Falling Rock—Dislodged, No Hard Hat, Poor Position, California, Yosemite Valley, Sentinel Rock
FALLING ROCK- DISLODGED, NO HARD HAT, POOR POSITION
California, Yosemite Valley, Sentinel Rock
On June 27, Jim Corpus (44) and Mike Penner (45) climbed the Steck-Salathe route (15 pitches, 5.9) on Sentinel Rock. They summited at sunset, took a break, and started looking for the 3rd class descent gully after dark. Despite having headlamps, they had trouble finding their way and wound up descending slabs on the south side of the gully, where they encountered lots of loose rocks.
About midnight, halfway down the slabs, with Jim 100-150 feet ahead of and below Mike, Mike’s foot dislodged a 5-10 pound rock. He yelled, “Rock!” and listened as it bounced down the face, and then called for Jim, but got no response. He scrambled down the slab and found only a headlamp where Jim should have been. Beyond the lamp, patches of blood led another 150 feet downhill to where Jim lay, unconscious and bleeding from his scalp. He was just two feet short of a 40-foot cliff that probably would have finished him off.
Mike: “After several minutes Jim started mumbling, and his level of consciousness improved slowly but considerably through the night. Immediately after the accident he couldn’t process what had happened, asking the same questions over and over: ‘Where are we? What happened? Is this real? Got any water?’
“I didn’t apply pressure to Jim’s wound because touching it was intensely painful to him. After awhile I decided that he probably wasn’t bleeding severely, despite the initial amount of blood. I was sure he’d suffered a severe concussion, possibly a skull fracture, and he was in shock. I got him into his jacket, put my jacket over his legs and a rope underneath him and made him as comfortable as possible without moving him much.
“I couldn’t find anchors and I wanted to keep him from rolling off the ledge we were on, so I just sat next to him all night holding him in place. I wasn’t sure of the way out, anyway, and the light from my headlamp didn’t allow me to see a safe way down.
“As it began to get light, I was able to improvise some anchors and tie him in. By this time he was more lucid and really wanted to get to a more comfortable position, but I didn’t want him to. When dawn arrived I could see where we were and where we were supposed to be and took off for help.”
Mike reached his vehicle—and his cell phone—at about 0830 and called the NPS. While a ground team scrambled up the descent route, a helicopter from Naval Air Station Lemoore searched from the air; the crew spotted Jim and rappelled two Rangers and a Navy crewman to him. He was alert by this time, though still complaining of dizziness. They immobilized him as a precaution against spinal injury, and the helicopter hoisted him out shortly after 1100.
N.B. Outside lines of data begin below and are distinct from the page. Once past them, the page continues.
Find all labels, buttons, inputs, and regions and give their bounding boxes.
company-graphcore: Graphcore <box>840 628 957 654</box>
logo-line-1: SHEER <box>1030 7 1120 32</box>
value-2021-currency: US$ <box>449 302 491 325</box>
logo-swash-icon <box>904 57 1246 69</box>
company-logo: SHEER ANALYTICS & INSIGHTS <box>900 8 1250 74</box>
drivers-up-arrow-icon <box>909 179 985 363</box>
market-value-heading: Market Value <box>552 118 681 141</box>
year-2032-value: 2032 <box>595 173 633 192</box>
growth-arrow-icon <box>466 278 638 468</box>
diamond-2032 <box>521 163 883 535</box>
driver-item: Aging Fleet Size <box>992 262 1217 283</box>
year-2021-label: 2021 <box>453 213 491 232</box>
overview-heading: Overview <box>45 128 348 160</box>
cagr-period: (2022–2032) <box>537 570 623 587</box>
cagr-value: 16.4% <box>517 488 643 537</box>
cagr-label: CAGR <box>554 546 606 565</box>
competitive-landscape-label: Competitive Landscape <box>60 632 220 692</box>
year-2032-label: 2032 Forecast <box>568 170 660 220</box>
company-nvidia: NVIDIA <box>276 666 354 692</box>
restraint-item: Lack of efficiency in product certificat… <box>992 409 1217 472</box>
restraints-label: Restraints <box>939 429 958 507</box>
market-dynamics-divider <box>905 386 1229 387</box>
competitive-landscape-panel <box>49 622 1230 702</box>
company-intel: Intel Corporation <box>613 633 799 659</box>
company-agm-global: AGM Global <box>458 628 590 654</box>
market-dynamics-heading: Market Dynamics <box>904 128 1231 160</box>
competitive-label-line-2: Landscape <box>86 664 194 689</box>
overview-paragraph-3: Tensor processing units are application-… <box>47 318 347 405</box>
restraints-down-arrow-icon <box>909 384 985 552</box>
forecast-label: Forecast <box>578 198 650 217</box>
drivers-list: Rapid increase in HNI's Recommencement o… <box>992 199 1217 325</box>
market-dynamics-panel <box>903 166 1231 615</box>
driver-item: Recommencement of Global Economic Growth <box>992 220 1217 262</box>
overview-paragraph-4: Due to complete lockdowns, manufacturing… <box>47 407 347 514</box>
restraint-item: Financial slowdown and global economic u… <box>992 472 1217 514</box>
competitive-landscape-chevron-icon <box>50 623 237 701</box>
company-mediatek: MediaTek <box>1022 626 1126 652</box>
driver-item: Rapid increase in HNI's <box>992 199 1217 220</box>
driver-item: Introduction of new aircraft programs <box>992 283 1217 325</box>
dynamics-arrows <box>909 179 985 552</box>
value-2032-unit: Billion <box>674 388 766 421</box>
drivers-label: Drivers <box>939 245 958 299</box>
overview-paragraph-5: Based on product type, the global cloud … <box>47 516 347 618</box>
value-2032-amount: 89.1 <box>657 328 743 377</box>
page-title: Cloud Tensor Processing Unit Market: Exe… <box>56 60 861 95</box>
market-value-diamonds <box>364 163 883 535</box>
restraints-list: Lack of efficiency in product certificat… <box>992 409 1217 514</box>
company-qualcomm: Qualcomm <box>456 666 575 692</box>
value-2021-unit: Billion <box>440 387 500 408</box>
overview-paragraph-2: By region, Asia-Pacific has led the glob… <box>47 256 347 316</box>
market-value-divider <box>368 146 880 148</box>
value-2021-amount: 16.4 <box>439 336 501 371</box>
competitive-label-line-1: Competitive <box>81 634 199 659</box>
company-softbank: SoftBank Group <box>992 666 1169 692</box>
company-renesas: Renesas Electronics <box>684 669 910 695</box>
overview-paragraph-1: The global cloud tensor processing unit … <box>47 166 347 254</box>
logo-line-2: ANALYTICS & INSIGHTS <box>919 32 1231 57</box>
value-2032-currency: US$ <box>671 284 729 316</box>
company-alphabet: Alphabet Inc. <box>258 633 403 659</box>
X-rays at the Yosemite clinic showed no fractures. Because of his head injury, he was helicoptered to Doctors Medical Center in Modesto for further tests, but was later released, with only a severe scalp laceration and minor cuts and bruises.
Jim and Mike are both very experienced climbers. They were not far off route, but even the correct way down that gully is a potential bowling alley. When you cannot see the rocks coming at you and your ability to dodge them is restricted, it is usually best to stick close together.
Mike: “I know descending can be more dangerous than ascending, and I’ve always been extremely careful with rappels. I never expected such an accident on a walk-down, but loose rock is a danger wherever you find it.
“We didn’t have helmets. The rock that hit Jim might have knocked him out or off his feet even if he’d been wearing one, but a helmet surely would have lessened the damage and the risks.
“In retrospect, we should have just bivouacked on the summit. We’d been climbing all day without much water and ran dry before the top. It was a pleasant night and there are some nice sandy spots there, but we were thirsty and were lured downward by the crashing of Sentinel Creek. Ironically, the medics did not allow Jim even one sip of water until he was cleared of internal injuries in Modesto the next afternoon!
“My advice for Sentinel climbers: If you top out at sundown, have a seat. Don’t lose the route on the walk-down, and keep your helmet on till you hit the Four-Mile Trail.
“Months after the accident, three thoughts stand out: First, it’s remarkable how lucky we were. Aside from the fact that the rock or the tumble down the slab didn’t kill him, it’s a miracle that Jim stopped short of that big drop. Second, we were lucky to be in Yosemite, because the job the NPS and the Navy did was truly impressive. Finally, the time that passed between dislodging the rock and finding Jim alive was only a minute or two, but it was the most horrifying moment of my life.” (Source: John Dill, NPS Ranger, Yosemite National Park) (Editor’s Note: For more about rockfall, see CA incidents on 4/24 and 8/12 in this issue of ANAM.)